Chargers fans feel blackmailed, like those of the erstwhile St. Louis Rams, who relocated in the off-season, and those of the Oakland Raiders, formerly of Los Angeles and now flirting with Las Vegas.

A tragedy seems to be unfolding where a happy ending seemed possible, with just a little better effort from management.

While the Bolts lost 12 games last season, eight were by 7 or fewer points. And this is a football team that has the one essential ingredient for success: an elite quarterback. Philip Rivers is among the most feared and fearless of gunslingers. He doesn’t throw a pretty spiral like Carson Palmer, and he shot-puts the ball downfield in the most unorthodox delivery. But no one is more accurate short, middle and long.

Operating behind a battered offensive line and throwing to 15 receivers because so many were injured, Rivers last season accumulated 4,792 yards – more than Tom Brady or any other AFC passer.

Rivers is 34, still in his glory but only two or three years from quarterbacking twilight.

Tom Telasco, the Chargers’ 42-year-old general manager, upgraded the O-line by signing 30-year-old free-agent Matt Slauson, ex-Chicago Bear.  He’s starting at center and brings feistiness and toughness as well as experience.

Rivers’ favorite target, Keenan Allen, missed half of last season to injury after catching 67 catches.   He’s healthy now, but the capable slot receiver Stevie Johnson is lost for the year after suffering a knee injury in the second practice of the preseason.

Rivers, like Brady and Drew Brees, will complete passes and move the ball regardless of who’s running the routes.
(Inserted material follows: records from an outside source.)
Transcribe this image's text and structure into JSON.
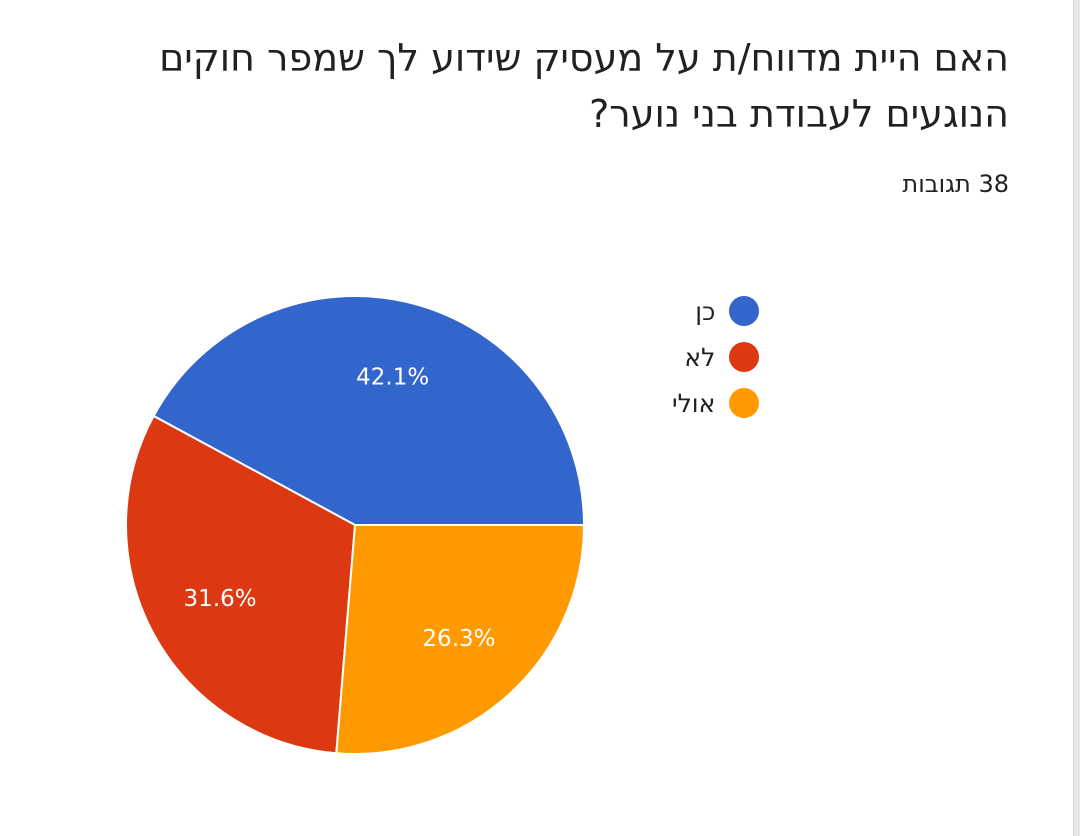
{
  "question": "האם היית מדווח/ת על מעסיק שידוע לך שמפר חוקים הנוגעים לעבודת בני נוער?",
  "response_count": "38 תגובות",
  "chart_data": {
    "type": "pie",
    "categories": [
      "כן",
      "לא",
      "אולי"
    ],
    "values": [
      42.1,
      31.6,
      26.3
    ],
    "data_labels": [
      "42.1%",
      "31.6%",
      "26.3%"
    ],
    "colors": [
      "#3366cc",
      "#dc3912",
      "#ff9900"
    ],
    "legend_position": "right"
  }
}
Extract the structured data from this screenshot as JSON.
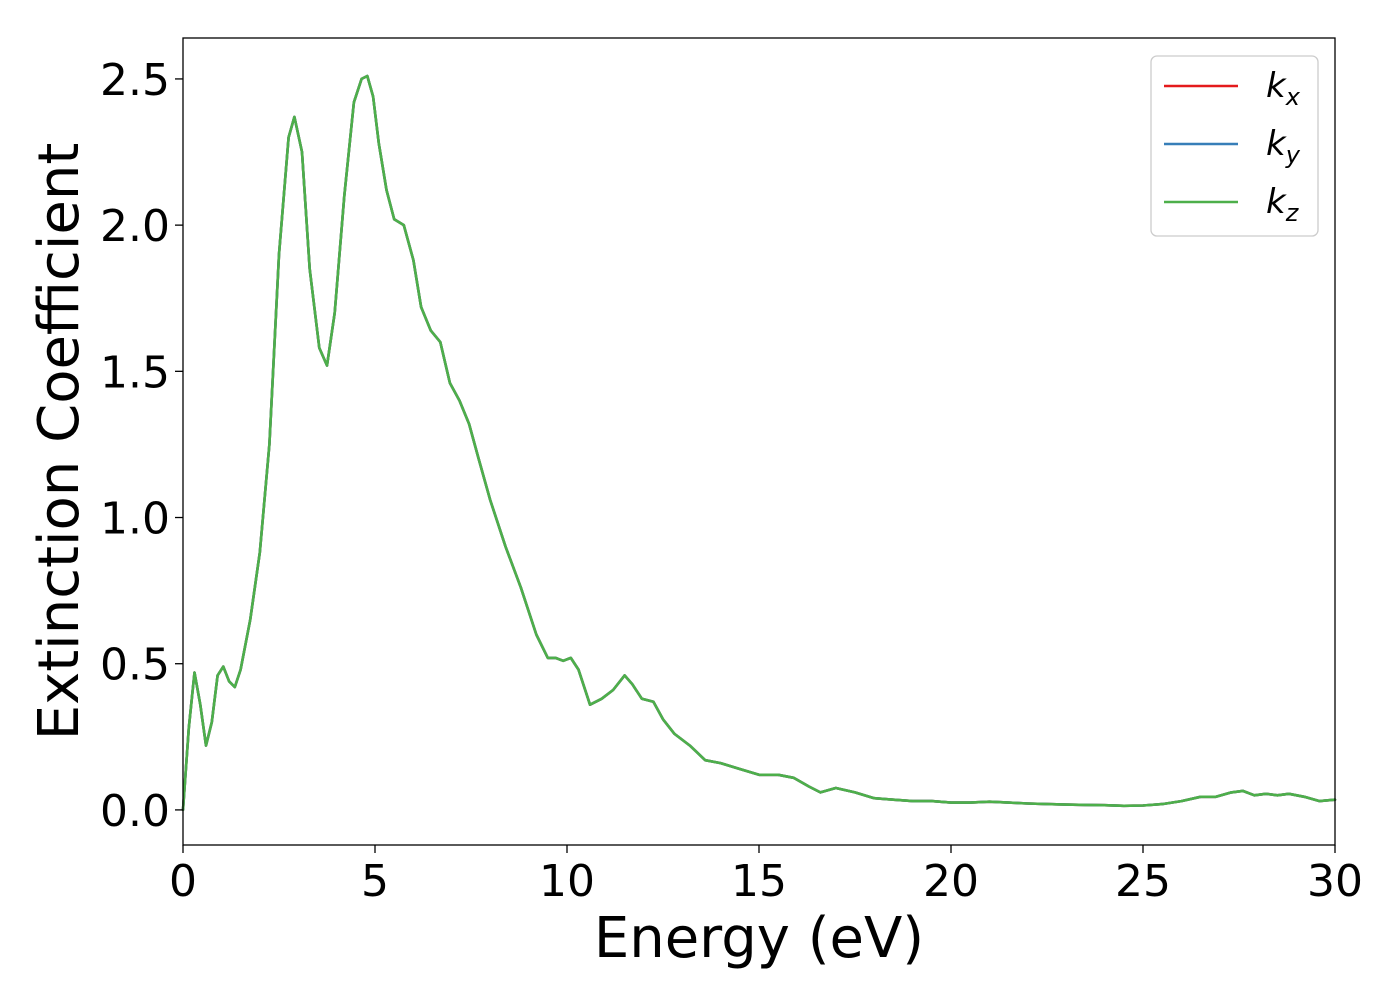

And the offense will benefit from the return of Ken Whisenhunt as coordinator. He directed the attack in 2013, when Rivers had his best season.

Whisenhunt is committed to making a running and receiving threat out of Melvin Gordon, who never got untracked as last season’s first-round draft pick.   He looked better Saturday, taking a screen pass from Rivers 44 yards to a touchdown.

So the main issue on this team is defense. Telasco beefed up the run-stopping by signing ex-Seattle Seahawks nose tackle Brandon Mebame. The plan was to flank him with Bosa and the talented 26-year-old Corey Liuget.

The Chargers have rising stars at linebacker in Melvin Ingram and Denzel Perryman. And at cornerback Jason Verrett could be about to turn into Josh Norman.

But Bosa is a critical piece. He needs to be learning the schemes and stunts of John Pagano’s playbook. He needs to win the trust of veteran players, some of whom have criticized him for a holdout they view as selfish and futile.   Time is running out. If the Chargers are going to make anything of this season, they need to get Bosa in camp and assimilated.

Otherwise, their future is in Los Angeles. Maybe that’s the idea.

 

Alan Truex formerly covered the NFL for the Atlanta Journal and Houston Chronicle. His beats included the Atlanta Falcons and Dallas Cowboys.